Needless to say, Goodman, who has lately become isolated on the council, caught in a world of swing-voting, was unable to muster any support. The only one to vote for the proposal was Eric Mitchell, and, according to one observer, that may be attributed to his desire to look out for the union. The Association of Federal, State, County and Municipal Employees (AFSCME) is no doubt dreading that changes at the EUD could result in the loss of hundreds of jobs.

Todd did most of the arguing against Goodman's proposal, saying not only that McCollough would double up work already being done by Metzler, but also that the advocate would repeat the City Manager's oversight role. Reynolds, who short-circuited Todd's original attempt to sell the utility last year, agreed with the basis of Goodman's idea, but would only go for a fraction of it -- the part suggesting that McCollough serve on the executive committee which will implement Metzler's recommendations. That proposal carried as a substitute motion, 6-1, with only Todd voting against.

While McCollough's expertise would be better instituted at a more basic level, one can only hope that he accepts the executive committee post.
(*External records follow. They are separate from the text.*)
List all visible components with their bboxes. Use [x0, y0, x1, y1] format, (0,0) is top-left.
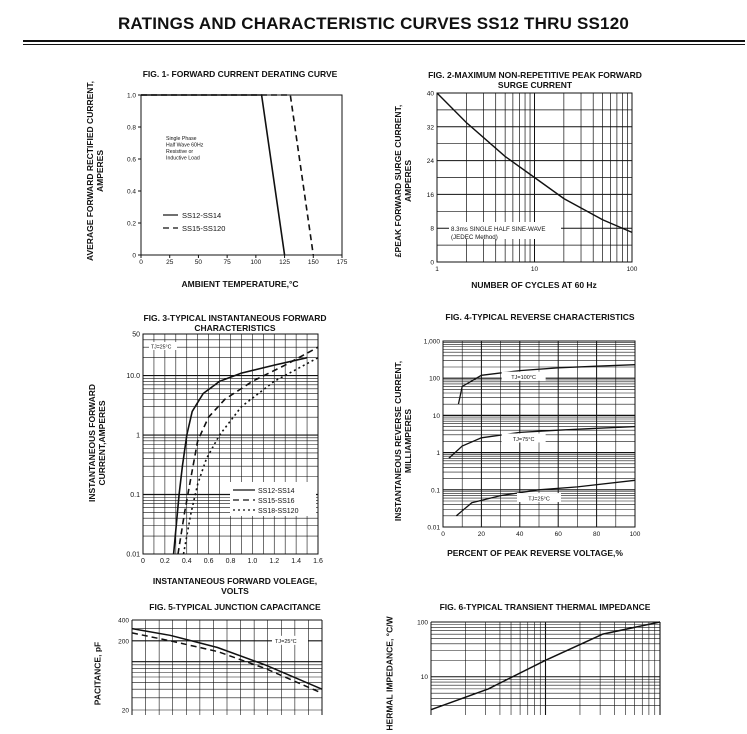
fig3-ytick-label: 0.1: [130, 492, 140, 500]
fig3-ylabel: [87, 363, 109, 523]
fig4-ylabel-line1: INSTANTANEOUS REVERSE CURRENT,: [393, 360, 403, 522]
fig3-xlabel-line2: VOLTS: [221, 586, 249, 596]
fig1-annotation-line: Inductive Load: [166, 155, 200, 162]
fig6-ytick-label: 100: [417, 619, 428, 627]
fig1-annotation-line: Resistive or: [166, 149, 194, 155]
fig4-xtick-label: 60: [554, 531, 562, 538]
fig2-xtick-label: 100: [626, 266, 638, 273]
fig1-series-1: [141, 95, 313, 255]
fig3-xtick-label: 0.8: [225, 558, 236, 565]
fig1-ylabel-line1: AVERAGE FORWARD RECTIFIED CURRENT,: [85, 80, 95, 262]
fig2-ytick-label: 24: [426, 158, 434, 166]
fig3-xtick-label: 0.4: [181, 558, 192, 565]
fig4-series-label: TJ=75°C: [512, 436, 535, 443]
fig6-ylabel: HERMAL IMPEDANCE, °C/W: [384, 616, 395, 731]
fig2-annotation-line: (JEDEC Method): [451, 234, 498, 241]
fig1-xtick-label: 50: [194, 259, 203, 266]
fig3-xtick-label: 1.6: [313, 558, 323, 565]
fig2-ytick-label: 16: [426, 191, 434, 199]
fig3-legend-label: SS18-SS120: [258, 508, 299, 515]
fig2-title: [400, 70, 670, 90]
fig5-ytick-label: 20: [121, 707, 129, 715]
fig3-legend-label: SS12-SS14: [258, 488, 295, 495]
fig1-legend-label: SS12-SS14: [182, 211, 222, 220]
fig3-ytick-label: 10.0: [126, 373, 140, 381]
fig1-xtick-label: 100: [250, 259, 262, 266]
fig1-ytick-label: 1.0: [126, 92, 136, 100]
fig2-ylabel-line1: £PEAK FORWARD SURGE CURRENT,: [393, 104, 403, 258]
fig3-series-2: [184, 358, 319, 554]
fig4-xtick-label: 100: [629, 531, 641, 538]
fig1-ytick-label: 0.8: [126, 124, 136, 132]
fig1-frame: [141, 95, 342, 255]
fig4-xtick-label: 40: [516, 531, 524, 538]
fig3-xlabel: [120, 576, 350, 596]
fig3-ytick-label: 1: [136, 432, 140, 440]
fig4-ytick-label: 1,000: [423, 338, 440, 346]
fig4-xtick-label: 0: [441, 531, 445, 538]
fig3-xtick-label: 1.0: [247, 558, 258, 565]
fig1-xtick-label: 75: [223, 259, 231, 266]
fig1-ytick-label: 0.4: [126, 188, 136, 196]
fig3-legend-label: SS15-SS16: [258, 498, 295, 505]
fig4-ytick-label: 0.1: [430, 487, 440, 495]
fig1-xlabel: AMBIENT TEMPERATURE,°C: [181, 279, 299, 289]
fig1-ylabel-line2: AMPERES: [95, 149, 105, 193]
fig2-xlabel: NUMBER OF CYCLES AT 60 Hz: [471, 280, 597, 290]
fig4-series-label: TJ=25°C: [528, 496, 550, 503]
fig4-xtick-label: 80: [592, 531, 601, 538]
fig3-ylabel-line2: CURRENT,AMPERES: [97, 400, 107, 486]
fig5-ylabel: PACITANCE, pF: [92, 641, 103, 706]
fig3-xtick-label: 1.2: [269, 558, 280, 565]
fig1-annotation-line: Single Phase: [166, 136, 197, 142]
fig2-ylabel-line2: AMPERES: [403, 159, 413, 203]
fig2-ylabel: [393, 81, 415, 281]
fig2-ytick-label: 40: [426, 90, 434, 98]
fig3-title-line2: CHARACTERISTICS: [194, 323, 276, 333]
fig3-xtick-label: 0.2: [160, 558, 170, 565]
fig4-series-1: [449, 427, 635, 459]
fig4-xlabel: PERCENT OF PEAK REVERSE VOLTAGE,%: [447, 548, 623, 558]
fig3-xtick-label: 0: [141, 558, 145, 565]
fig1-xtick-label: 25: [166, 259, 174, 266]
fig4-ylabel: [393, 341, 415, 541]
fig1-title: FIG. 1- FORWARD CURRENT DERATING CURVE: [142, 69, 338, 79]
fig2-ytick-label: 32: [426, 124, 434, 132]
fig5-annotation: TJ=25°C: [275, 638, 297, 645]
fig2-annotation-line: 8.3ms SINGLE HALF SINE-WAVE: [451, 226, 546, 233]
fig6-title: FIG. 6-TYPICAL TRANSIENT THERMAL IMPEDANCE: [439, 602, 651, 612]
fig5-ytick-label: 400: [118, 617, 129, 625]
fig3-xlabel-line1: INSTANTANEOUS FORWARD VOLEAGE,: [152, 576, 318, 586]
fig3-title-line1: FIG. 3-TYPICAL INSTANTANEOUS FORWARD: [143, 313, 327, 323]
fig4-xtick-label: 20: [477, 531, 486, 538]
fig2-title-line2: SURGE CURRENT: [497, 80, 573, 90]
fig1-ytick-label: 0.2: [126, 220, 136, 228]
fig1-xtick-label: 175: [336, 259, 348, 266]
fig2-xtick-label: 10: [530, 266, 539, 273]
fig1-xtick-label: 0: [139, 259, 143, 266]
fig2-title-line1: FIG. 2-MAXIMUM NON-REPETITIVE PEAK FORWARD: [428, 70, 642, 80]
fig4-ytick-label: 1: [436, 450, 440, 458]
fig2-ytick-label: 0: [430, 259, 434, 267]
fig5-title: FIG. 5-TYPICAL JUNCTION CAPACITANCE: [149, 602, 321, 612]
fig3-xtick-label: 1.4: [291, 558, 301, 565]
fig1-annotation-line: Half Wave 60Hz: [166, 142, 204, 149]
fig3-ylabel-line1: INSTANTANEOUS FORWARD: [87, 383, 97, 503]
fig3-annotation: TJ=25°C: [151, 344, 172, 351]
fig4-title: FIG. 4-TYPICAL REVERSE CHARACTERISTICS: [445, 312, 635, 322]
fig3-title: [110, 313, 360, 333]
fig4-series-0: [458, 365, 635, 405]
page-title: RATINGS AND CHARACTERISTIC CURVES SS12 THRU SS120: [117, 14, 630, 33]
fig3-series-0: [174, 358, 308, 554]
fig3-xtick-label: 0.6: [203, 558, 214, 565]
fig5-ytick-label: 200: [118, 638, 129, 646]
fig1-ytick-label: 0.6: [126, 156, 136, 164]
fig3-ytick-label: 50: [132, 331, 140, 339]
fig3-ytick-label: 0.01: [126, 551, 140, 559]
fig4-ytick-label: 100: [429, 375, 440, 383]
fig1-xtick-label: 125: [279, 259, 291, 266]
fig4-series-label: TJ=100°C: [511, 375, 536, 382]
fig1-legend-label: SS15-SS120: [182, 224, 226, 233]
fig4-ylabel-line2: MILLIAMPERES: [403, 408, 413, 474]
fig2-ytick-label: 8: [430, 225, 434, 233]
fig6-ytick-label: 10: [420, 674, 428, 682]
fig1-ytick-label: 0: [132, 252, 136, 260]
fig4-ytick-label: 0.01: [427, 524, 440, 532]
fig2-xtick-label: 1: [435, 266, 439, 273]
fig1-xtick-label: 150: [307, 259, 319, 266]
fig4-ytick-label: 10: [432, 412, 440, 420]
So far, the committee would be stacked with city hall bureaucrats -- namely, the director of the utility, John Moore; the city's financial director, Betty Dunkerley; the city manager, Jesus Garza; and the city attorney, Andrew Martin. At least McCollough would bring an alternative view to that pro-privatization atmosphere. (In other words, if your intent is to eventually sell the utility, you may make decisions that cause it to fail.)
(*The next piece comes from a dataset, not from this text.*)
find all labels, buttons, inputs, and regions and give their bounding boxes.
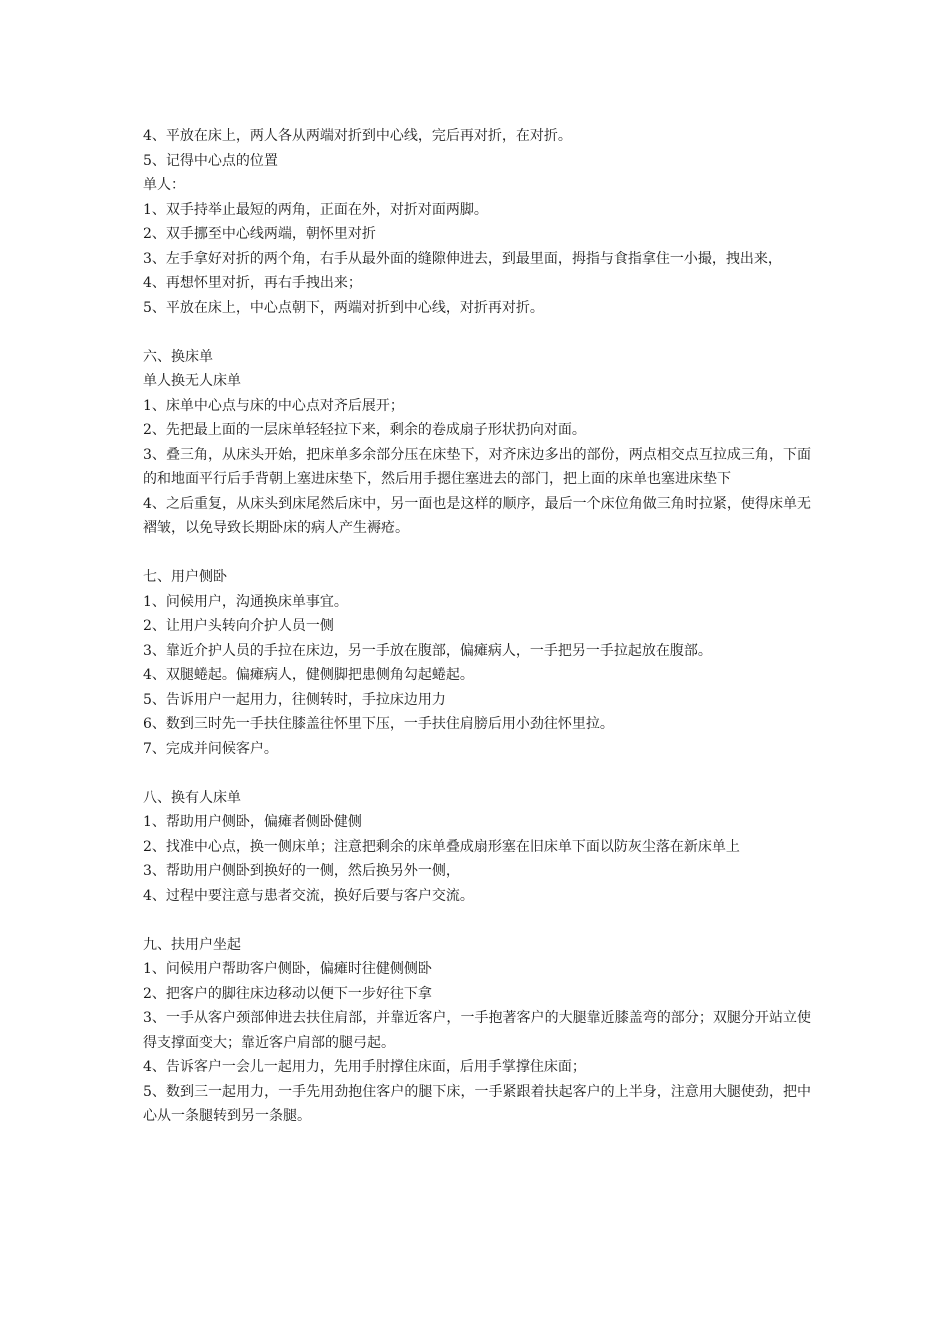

Putting her loss on the McCollough issue aside, Goodman did manage to at least delay the vote on the un-FAIR deal. The group of four of Austin's largest corporate ratepayers are trying to get a rate break in return for six years of fidelity to the EUD. Goodman wants an eight-year commitment. Her proposition had won approval at two straight council meetings, and awaited third and final approval at last week's meeting.

Though FAIR won't concede eight years, it's still pursuing a compromise. In a letter to council last week, FAIR capitulated another nine months, meaning 6.75 years of loyalty. The most lukewarm councilmember, Goodman is ever open to negotiation and may go for FAIR's offer. But there were portions of the proposal she couldn't accept, and some which neither she, nor anyone else on the council, could understand because of the legal gobbledygook FAIR had included in its written proposal. And with her as the swing vote, Todd, Reynolds, and Mitchell had no choice but to stick with her and approve the delay.

Of course FAIR, which originally wanted the reduction in January, isn't happy with another delay, says the group's attorney Alan Holman. But he points out that "there's movement towards a middle ground" and everyone knows that FAIR will keep coming back until it gets something. Meanwhile, its arguments get weaker by the day as draft legislation on deregulation continues to languish at the Lege unfiled (see "Shock to the System," p.14).

The wrench thrown in the works has been McCollough; his insight into the process has greatly influenced the debate. He played a part in Goodman's demand for eight years of FAIR fidelity, instead of six. Most notably, he's produced numbers showing that with the reduction, FAIR members will be paying rates below cost-of-service, and residential ratepayers will, by comparison, get the screw. So far, he has displayed a commitment to securing the best deals for Austin ratepayers. Goodman has put her butt on the line to try to make sure he keeps looking after us. The question is, where are the rest of the council? It was Daryl Slusher's and Beverly Griffith's insistence that we institute a plan -- to not rush to cut the EUD transfer but slowly wean ourselves away -- that recently won us a stable bond rating from Standard and Poor. Where are these energetic voices of dissent now? Speak up. Give McCollough -- and us consumers -- another chance.


Alex de Marban contributed to this report.